From March 13 to 16, veterans of the wars in Afghanistan and Iraq gathered at the National Labor College in Silver Spring, Maryland, to give personal testimonies of their actions while in combat. The event was organized by Iraq Veterans Against the War and was modeled on the Winter Soldier hearings that took place in Detroit in 1971, at which Vietnam veterans offered eyewitness accounts of their experiences on the ground.

This month’s hearings, which took place in the days leading up to the fifth anniversary of the war, provided veterans with the unique opportunity to state their actions openly and candidly and to have their personal experiences entered into the public record of this war. And the hearings provided the American public with access to an insider’s view of a war that most of us see only from the unbridgeable distance of television and computer screens - a view distorted by the funhouse mirrors of mass medias.

The significance of Winter Soldier – and its primary difference from typical accounts of the war in the news media - is that it presented the Iraq War in the first person. The veterans gave testimonies of their own actions and they did not shy away from admitting to atrocities and horrors that they committed themselves.

A major theme in the testimonies was the prevalence of indiscriminate killings in urban, largely civilian areas. A former Marine Corps corporal named Jason Washburn reported that “if the town or the city that we were approaching was a known threat, if the unit that went through the area before we did took a high number of casualties, we were basically—we were allowed to shoot whatever we wanted. It was deemed to be a free-fire zone.” As an example, he told of an incident in which a woman approached his unit carrying a large bag. “So we lit her up with the Mark 19, which is an automatic grenade launcher. And when the dust settled, we realized that the bag was only full of groceries. And, I mean, she had been trying to bring us food, and we blew her to pieces for it.” And another former Marine named Hart Viges, speaking of house raids, testified that “we never went on a raid where we got the right house, much less the right person. Not once.”
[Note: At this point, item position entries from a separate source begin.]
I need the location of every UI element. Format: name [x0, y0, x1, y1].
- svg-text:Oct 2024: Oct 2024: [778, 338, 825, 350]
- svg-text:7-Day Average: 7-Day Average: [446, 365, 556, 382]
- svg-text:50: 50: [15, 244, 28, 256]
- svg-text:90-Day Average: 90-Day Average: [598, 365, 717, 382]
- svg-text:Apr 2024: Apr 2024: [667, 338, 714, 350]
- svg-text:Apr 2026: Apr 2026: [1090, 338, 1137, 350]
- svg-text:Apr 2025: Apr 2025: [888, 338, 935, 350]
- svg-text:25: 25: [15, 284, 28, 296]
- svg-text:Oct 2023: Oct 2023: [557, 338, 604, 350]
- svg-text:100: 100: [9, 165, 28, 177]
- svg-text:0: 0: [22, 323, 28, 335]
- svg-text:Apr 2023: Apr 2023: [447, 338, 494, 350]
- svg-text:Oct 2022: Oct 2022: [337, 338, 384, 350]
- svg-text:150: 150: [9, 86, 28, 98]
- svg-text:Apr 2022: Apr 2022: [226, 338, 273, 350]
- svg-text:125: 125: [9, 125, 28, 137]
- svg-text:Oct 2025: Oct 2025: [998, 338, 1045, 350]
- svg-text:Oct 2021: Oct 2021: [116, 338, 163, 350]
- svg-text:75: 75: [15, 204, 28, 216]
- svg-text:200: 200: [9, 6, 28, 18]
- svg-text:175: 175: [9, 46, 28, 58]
Hart Viges’ account stressed another major theme of the hearings: the strong sense of dehumanization in the combat environment. Viges drew attention to the widespread psychology of dehumanization by repeatedly stressing that it was people whom he had killed. He described the spectacle of an aerial bombing occurring “while I was laying down mortar fire on this town full of people – letting down mortar fire on this town full of people.” And, speaking of an order to open fire on all taxicabs, he said that “all the units that were in there fired on numerous cars – again, you know, people.” And, most straightforwardly, Viges reminded his audience, and perhaps himself as well, that “people live in towns. It’s beyond imagination to think that normal people, civilians, don’t live in towns. This is upside-down thinking.”

The current chair of the board of Iraq Veterans Against the War, a former staff sergeant named Camilo Mejia, also stressed the pressures toward dehumanization in Iraq. “What you do,” he said, “is you basically remove the humanity from them to make it easier to oppress them, to brutalize them, to beat them. And in doing so, you remove the humanity from yourself, because you cannot act as a human being and do all of these things.”

But the brave veterans who participated in the Winter Soldier hearings, by acknowledging their capacity for inhumanity, have forced us to consider a deeply humbling fact: our morality and our values are dependent on our environment. And all Americans bear the responsibility for allowing the men and women in our military to enter into an inhumane environment where their humanity is compromised. As Jason Hurd, who served as a medic in Baghdad in 2004,  said in his testimony, “We react out of fear, fear for our lives, and we cause complete and utter destruction.”